Images of heathen religious rituals overlapping with pictures of high-tech robotic machines and computer graphics in a wallpaper work at acclaimed artist Yang Hae-gue's latest exhibition in Seoul artistically strip viewers of their sense of time and place.
The wallpaper, "Incubation and Exhaustion," first unveiled in her solo exhibition in the La Panacee art space in Montpellier, France, in 2018, was the result of her thorough anthropological study of Occitania, a southern French region that houses the city of Montpellier.
The wallpaper captures the ancient past of Occitania as a region rich in pagan traditions and its very existence today as the French center for high-tech industries in a single, enigmatic imagery that leaves viewers lost in time.
Time features prominently in Yang's latest exhibition, "When The Year 2000 Comes," which kicked off its two-month run till Nov. 17 on Tuesday at Kukje Gallery in central Seoul.
The exhibition's title was inspired by a 1982 Korean pop song with the same title by the then wildly popular female singer Min Hae-kyung, which delved into the imaginations about the forthcoming millennium.
The song is one of the several sound effects deployed in the multisensory exhibition by Yang here, sending the exhibition's visitors to time travel to the year 1982 and imagine the coming of the new millennium from that point in time, effectively inspiring the visitors to transcend the usual perspective of time.
This image of artists Yang Hae-gue against the backdrop of her exhibition "When The Year 2000 Comes" at Kukje Gallery is provided by the gallery.
In that vein, Yang also explores and compares the life trajectories of two famed artists -- French novelist Marguerite Duras and Korean composer Yun I-sang -- an artistic project presented in printout as part of the exhibition.
Born both in the historically turbulent time in the 1910s, the two artists started their artistic journey in Asia and ended up in Europe.
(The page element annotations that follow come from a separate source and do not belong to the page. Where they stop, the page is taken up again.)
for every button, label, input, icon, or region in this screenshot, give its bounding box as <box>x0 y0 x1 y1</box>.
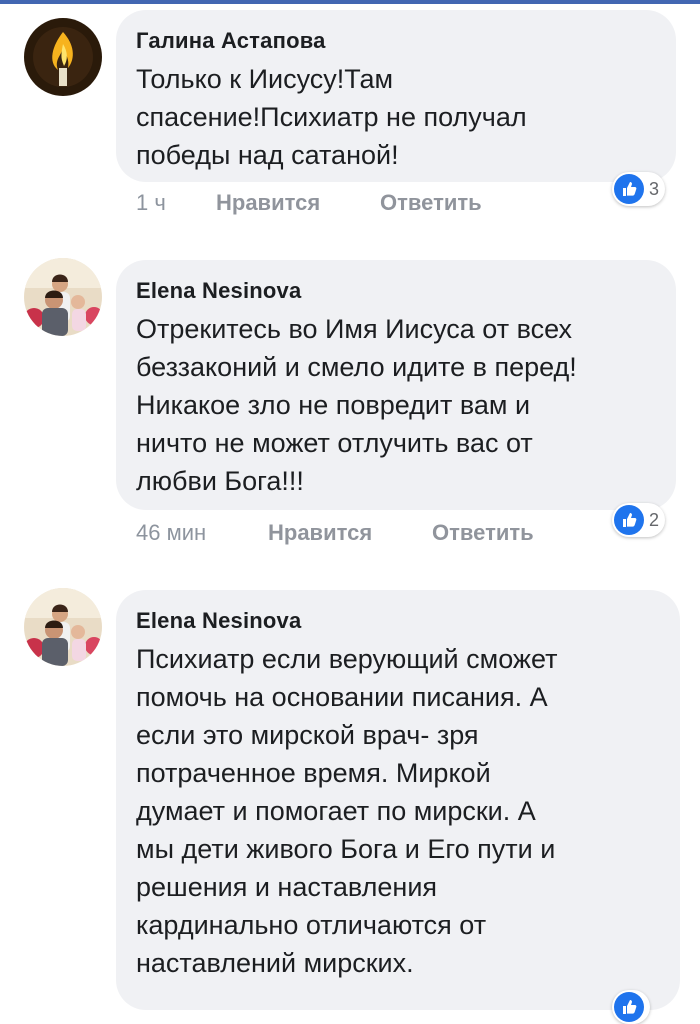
comment-meta: 46 мин Нравится Ответить <box>136 520 596 550</box>
reaction-count: 3 <box>649 178 660 199</box>
reply-button[interactable]: Ответить <box>380 190 482 216</box>
timestamp[interactable]: 1 ч <box>136 190 166 216</box>
candle-flame-avatar[interactable] <box>24 18 102 96</box>
family-photo-avatar[interactable] <box>24 588 102 666</box>
thumbs-up-icon <box>614 992 644 1022</box>
reply-button[interactable]: Ответить <box>432 520 534 546</box>
thumbs-up-icon <box>614 505 644 535</box>
reaction-count: 2 <box>649 509 660 530</box>
comment-bubble: Elena Nesinova Отрекитесь во Имя Иисуса … <box>116 260 676 510</box>
author-name[interactable]: Elena Nesinova <box>136 278 652 304</box>
comment-bubble: Галина Астапова Только к Иисусу!Там спас… <box>116 10 676 182</box>
author-name[interactable]: Elena Nesinova <box>136 608 656 634</box>
comment-text: Психиатр если верующий сможет помочь на … <box>136 644 558 978</box>
like-button[interactable]: Нравится <box>216 190 320 216</box>
author-name[interactable]: Галина Астапова <box>136 28 652 54</box>
family-photo-avatar[interactable] <box>24 258 102 336</box>
like-button[interactable]: Нравится <box>268 520 372 546</box>
thumbs-up-icon <box>614 174 644 204</box>
comment-bubble: Elena Nesinova Психиатр если верующий см… <box>116 590 680 1010</box>
comment-text: Отрекитесь во Имя Иисуса от всех беззако… <box>136 314 577 496</box>
comment-text: Только к Иисусу!Там спасение!Психиатр не… <box>136 64 527 170</box>
reaction-summary[interactable] <box>612 990 650 1024</box>
reaction-summary[interactable]: 2 <box>612 503 666 537</box>
timestamp[interactable]: 46 мин <box>136 520 206 546</box>
reaction-summary[interactable]: 3 <box>612 172 666 206</box>
top-bar <box>0 0 700 4</box>
comment-meta: 1 ч Нравится Ответить <box>136 190 536 220</box>
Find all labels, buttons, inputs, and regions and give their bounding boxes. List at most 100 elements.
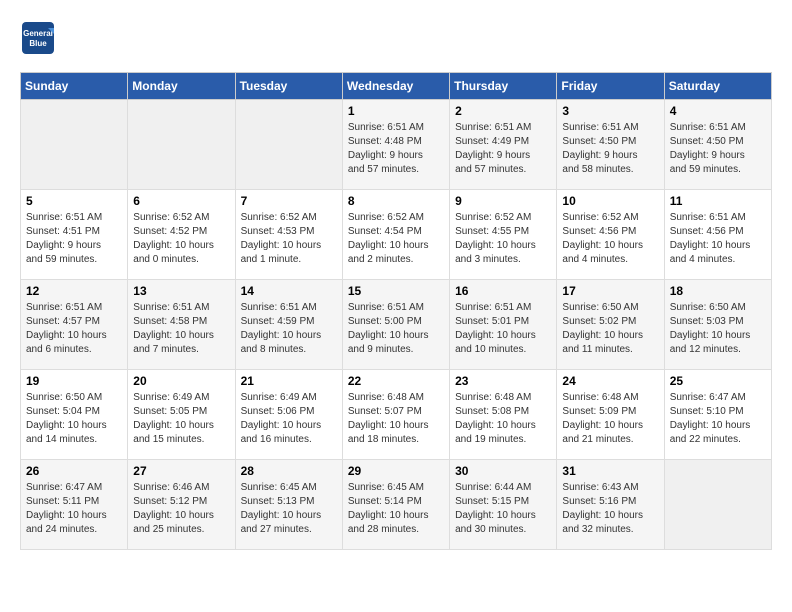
calendar-week-row: 19 Sunrise: 6:50 AMSunset: 5:04 PMDayligh… — [21, 370, 772, 460]
calendar-cell: 31Sunrise: 6:43 AMSunset: 5:16 PMDayligh… — [557, 460, 664, 550]
calendar-cell — [235, 100, 342, 190]
calendar-cell: 30 Sunrise: 6:44 AMSunset: 5:15 PMDayligh… — [450, 460, 557, 550]
day-number: 29 — [348, 464, 444, 478]
calendar-cell: 15 Sunrise: 6:51 AMSunset: 5:00 PMDayligh… — [342, 280, 449, 370]
day-info: Sunrise: 6:45 AMSunset: 5:14 PMDaylight:… — [348, 481, 444, 537]
day-number: 25 — [670, 374, 766, 388]
day-number: 1 — [348, 104, 444, 118]
day-number: 16 — [455, 284, 551, 298]
day-number: 5 — [26, 194, 122, 208]
day-info: Sunrise: 6:48 AMSunset: 5:07 PMDaylight:… — [348, 391, 444, 447]
calendar-table: SundayMondayTuesdayWednesdayThursdayFrid… — [20, 72, 772, 550]
calendar-cell: 9 Sunrise: 6:52 AMSunset: 4:55 PMDaylight… — [450, 190, 557, 280]
calendar-cell: 14 Sunrise: 6:51 AMSunset: 4:59 PMDayligh… — [235, 280, 342, 370]
weekday-header: Tuesday — [235, 73, 342, 100]
day-number: 15 — [348, 284, 444, 298]
calendar-cell: 23 Sunrise: 6:48 AMSunset: 5:08 PMDayligh… — [450, 370, 557, 460]
header-row: SundayMondayTuesdayWednesdayThursdayFrid… — [21, 73, 772, 100]
day-number: 9 — [455, 194, 551, 208]
day-info: Sunrise: 6:44 AMSunset: 5:15 PMDaylight:… — [455, 481, 551, 537]
day-info: Sunrise: 6:47 AMSunset: 5:11 PMDaylight:… — [26, 481, 122, 537]
calendar-cell: 29 Sunrise: 6:45 AMSunset: 5:14 PMDayligh… — [342, 460, 449, 550]
calendar-cell: 8 Sunrise: 6:52 AMSunset: 4:54 PMDaylight… — [342, 190, 449, 280]
day-info: Sunrise: 6:51 AMSunset: 4:50 PMDaylight:… — [562, 121, 658, 177]
weekday-header: Wednesday — [342, 73, 449, 100]
calendar-cell: 25 Sunrise: 6:47 AMSunset: 5:10 PMDayligh… — [664, 370, 771, 460]
calendar-cell: 1 Sunrise: 6:51 AMSunset: 4:48 PMDaylight… — [342, 100, 449, 190]
day-info: Sunrise: 6:51 AMSunset: 4:57 PMDaylight:… — [26, 301, 122, 357]
day-number: 3 — [562, 104, 658, 118]
day-info: Sunrise: 6:51 AMSunset: 4:58 PMDaylight:… — [133, 301, 229, 357]
calendar-cell: 2 Sunrise: 6:51 AMSunset: 4:49 PMDaylight… — [450, 100, 557, 190]
day-info: Sunrise: 6:46 AMSunset: 5:12 PMDaylight:… — [133, 481, 229, 537]
day-number: 20 — [133, 374, 229, 388]
day-number: 21 — [241, 374, 337, 388]
day-number: 19 — [26, 374, 122, 388]
calendar-body: 1 Sunrise: 6:51 AMSunset: 4:48 PMDaylight… — [21, 100, 772, 550]
calendar-cell — [21, 100, 128, 190]
weekday-header: Saturday — [664, 73, 771, 100]
day-number: 17 — [562, 284, 658, 298]
calendar-cell: 10 Sunrise: 6:52 AMSunset: 4:56 PMDayligh… — [557, 190, 664, 280]
day-number: 26 — [26, 464, 122, 478]
calendar-week-row: 12 Sunrise: 6:51 AMSunset: 4:57 PMDayligh… — [21, 280, 772, 370]
calendar-cell: 4Sunrise: 6:51 AMSunset: 4:50 PMDaylight… — [664, 100, 771, 190]
calendar-cell: 17 Sunrise: 6:50 AMSunset: 5:02 PMDayligh… — [557, 280, 664, 370]
day-number: 7 — [241, 194, 337, 208]
calendar-cell: 19 Sunrise: 6:50 AMSunset: 5:04 PMDayligh… — [21, 370, 128, 460]
day-info: Sunrise: 6:45 AMSunset: 5:13 PMDaylight:… — [241, 481, 337, 537]
day-number: 22 — [348, 374, 444, 388]
day-info: Sunrise: 6:51 AMSunset: 4:59 PMDaylight:… — [241, 301, 337, 357]
day-info: Sunrise: 6:47 AMSunset: 5:10 PMDaylight:… — [670, 391, 766, 447]
day-number: 14 — [241, 284, 337, 298]
day-info: Sunrise: 6:51 AMSunset: 4:48 PMDaylight:… — [348, 121, 444, 177]
calendar-cell — [128, 100, 235, 190]
day-info: Sunrise: 6:49 AMSunset: 5:05 PMDaylight:… — [133, 391, 229, 447]
calendar-cell: 3 Sunrise: 6:51 AMSunset: 4:50 PMDaylight… — [557, 100, 664, 190]
logo: General Blue — [20, 20, 60, 56]
day-number: 10 — [562, 194, 658, 208]
day-info: Sunrise: 6:51 AMSunset: 5:01 PMDaylight:… — [455, 301, 551, 357]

The two were not even aware of each other's existence during their lifetimes, but the project shows, with the omnipotent point of view of someone who closely studied the life of both of the artists, how the two different figures' career and life intersect or overlap in time and space.
In an apparent bid to facilitate such mobility in the viewers' perspective of time, Yang rolled in a hoard of gym balls into the exhibition space, Kukje Gallery's K3 hall, on top of her signature mobile sculptures -- Venetian blind installations, known as "Sol LeWit Vehicles," and spheres of small bells.
The exhibition's smoking incense and sound effects, which include birds' chirping sound, sourced from the broadcasting of the historic first summit between President Moon Jae-in and his North Korean counterpart Kim Jong-un at the Demilitarized Zone in April 2018, provoke its visitors to travel in time and space.
While most of her works on display at the latest exhibition, including her 1977 painting "Treasure Ship," delve into the past, the audio work of birdsong deals with the very present time.
"I was overwhelmed by the summit, imagining how so many people in different spaces and time zones around the world would be watching the same scene at the same time," Yang told reporters in a press conference Monday ahead of her show's opening.
"Peace and the military tension at the DMZ are the very real stories of this very existing time, about which I don't even need to speak a word," she noted.
The exhibition is Yang's first show at her home country in four years and marks her return home to a hero's welcome after she won a prestigious German arts prize, the Wolfgang Hahn Preis, in 2018 as the first Asian artist ever.
Her last show in Seoul was "Shooting the Elephant," hosted by the Leeum Samsung Museum of Art in 2015.
The 48-year-old is also poised to present her new sculpture work, "Handles," at the Museum of Modern Art in Manhattan, New York, when the worldly renowned museum reopens in late October after renovation.